Tax liens: Tax liens are usually considered to be statutory. This means that standard processes for lien documentation and perfected lien filings are not usually necessary. The federal and/or state government can notify you of a tax lien, which usually follows shortly thereafter with a levy.

Real estate liens: Real estate liens are documentation that a lender has the right to repossess real estate property if a borrower becomes delinquent. Real estate liens will usually need to be perfected in order for repossession activity to occur. The information regarding liens, perfected liens, and levy repossession is usually detailed in a mortgage loan contract.

Car liens: Car liens typically work similar to real estate liens. The lender will need to perfect the lien in order to take action in a levy repossession. If a car owner sells their car in order to pay a car loan they will need to payoff the lender first in order to get a clean title transferred to the new owner.

Judgement lien: A judgement lien can be enacted by the courts. A judge can rule that an individual or entity must pay a plaintiff a specified amount of money with a lien attached to certain assets. The ruling of a judgement lien usually takes the place of the perfection process.

Fast Fact

Federal and/or state guidelines usually form the framework for perfected loan filing requirements.

How To File a Perfected Lien

In the legal industry, perfected is a term that refers to the process of officially filing a claim in order to make it legally binding. Perfected liens have various filing requirements based on the situation, type of collateral, and state or federal rules.
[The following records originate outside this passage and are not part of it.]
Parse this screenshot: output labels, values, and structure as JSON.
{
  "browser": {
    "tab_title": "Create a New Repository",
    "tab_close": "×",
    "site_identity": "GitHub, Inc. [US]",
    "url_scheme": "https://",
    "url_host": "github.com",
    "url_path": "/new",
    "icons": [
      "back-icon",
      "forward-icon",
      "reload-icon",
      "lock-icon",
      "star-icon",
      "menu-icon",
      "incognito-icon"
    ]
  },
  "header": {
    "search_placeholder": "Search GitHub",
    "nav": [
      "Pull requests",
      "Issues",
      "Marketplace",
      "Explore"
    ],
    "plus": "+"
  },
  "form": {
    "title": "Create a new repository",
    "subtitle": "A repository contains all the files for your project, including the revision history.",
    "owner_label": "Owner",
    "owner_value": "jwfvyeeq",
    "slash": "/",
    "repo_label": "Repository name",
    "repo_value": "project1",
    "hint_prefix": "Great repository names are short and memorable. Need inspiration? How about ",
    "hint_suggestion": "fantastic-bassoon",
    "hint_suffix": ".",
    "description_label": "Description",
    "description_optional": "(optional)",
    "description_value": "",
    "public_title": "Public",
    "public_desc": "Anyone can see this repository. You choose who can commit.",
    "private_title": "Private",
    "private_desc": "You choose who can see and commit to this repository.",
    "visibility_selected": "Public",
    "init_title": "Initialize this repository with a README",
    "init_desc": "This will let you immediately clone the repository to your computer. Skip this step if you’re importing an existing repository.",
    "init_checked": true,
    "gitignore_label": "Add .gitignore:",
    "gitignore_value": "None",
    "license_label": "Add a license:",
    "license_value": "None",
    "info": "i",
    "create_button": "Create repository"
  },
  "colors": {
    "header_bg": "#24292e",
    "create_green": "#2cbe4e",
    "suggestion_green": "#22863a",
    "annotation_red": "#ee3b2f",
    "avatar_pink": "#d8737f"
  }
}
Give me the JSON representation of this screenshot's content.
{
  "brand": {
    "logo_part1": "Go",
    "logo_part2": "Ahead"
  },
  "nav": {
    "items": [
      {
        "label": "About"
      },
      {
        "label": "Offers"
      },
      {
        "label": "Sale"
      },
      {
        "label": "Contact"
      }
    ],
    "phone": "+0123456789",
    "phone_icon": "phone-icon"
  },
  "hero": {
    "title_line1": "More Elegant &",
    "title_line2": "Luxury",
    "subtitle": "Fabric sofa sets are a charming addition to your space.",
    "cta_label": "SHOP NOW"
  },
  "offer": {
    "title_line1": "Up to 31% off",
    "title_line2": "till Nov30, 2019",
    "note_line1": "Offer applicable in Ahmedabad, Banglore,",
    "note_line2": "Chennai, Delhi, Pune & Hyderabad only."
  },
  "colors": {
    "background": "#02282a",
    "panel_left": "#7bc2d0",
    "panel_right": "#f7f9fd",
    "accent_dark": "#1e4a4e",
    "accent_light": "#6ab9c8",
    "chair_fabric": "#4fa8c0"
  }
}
In a commercial lending transaction, a Form UCC-1 financing statement must usually be filed with the correct authority to perfect a lien and make it legally binding. In most states, liens are filed with the Office of the Secretary of State or the Office of the County Recorder.

A filing form and lien document outline the details of the situation and/or the assets used to secure a loan. A filing statement is usually provided as authorization that the lender or associated party is entitled to first-order rights to seize specified assets detailed by the lien after a delinquency threshold has been reached.

Understanding the Difference Between Lien and Levy

It can be important to understand the distinction between a lien vs. a levy when a lien has been documented and a perfected lien has been filed. A lien provides documentation that an associated party, usually a lender, has secured collateral repossession rights if a default occurs. In order for a lien to be enacted, the lender must usually move forward to obtain a levy for repossession. A levy gives a lender the actual right to take property. As such, liens, levies, and repossessions can be somewhat of a slow process because of the legalities involved.

The Bottom Line

A perfected lien is a lien that has been filed with the appropriate filing agent in order to make the securing interest in an asset binding. A lien, which provides documentation that a lender has secured the rights to repossess collateral in the case of a default, is different from a levy, which gives the lender the right to actually take possession of the collateral.

Secured loans with high-value collateral associated with the lending agreement will typically need to be perfected to avoid legal complications. There are different federal and state requirements dictating lien procedures, such as filing the Form UCC-1 financing statement for commercial liens.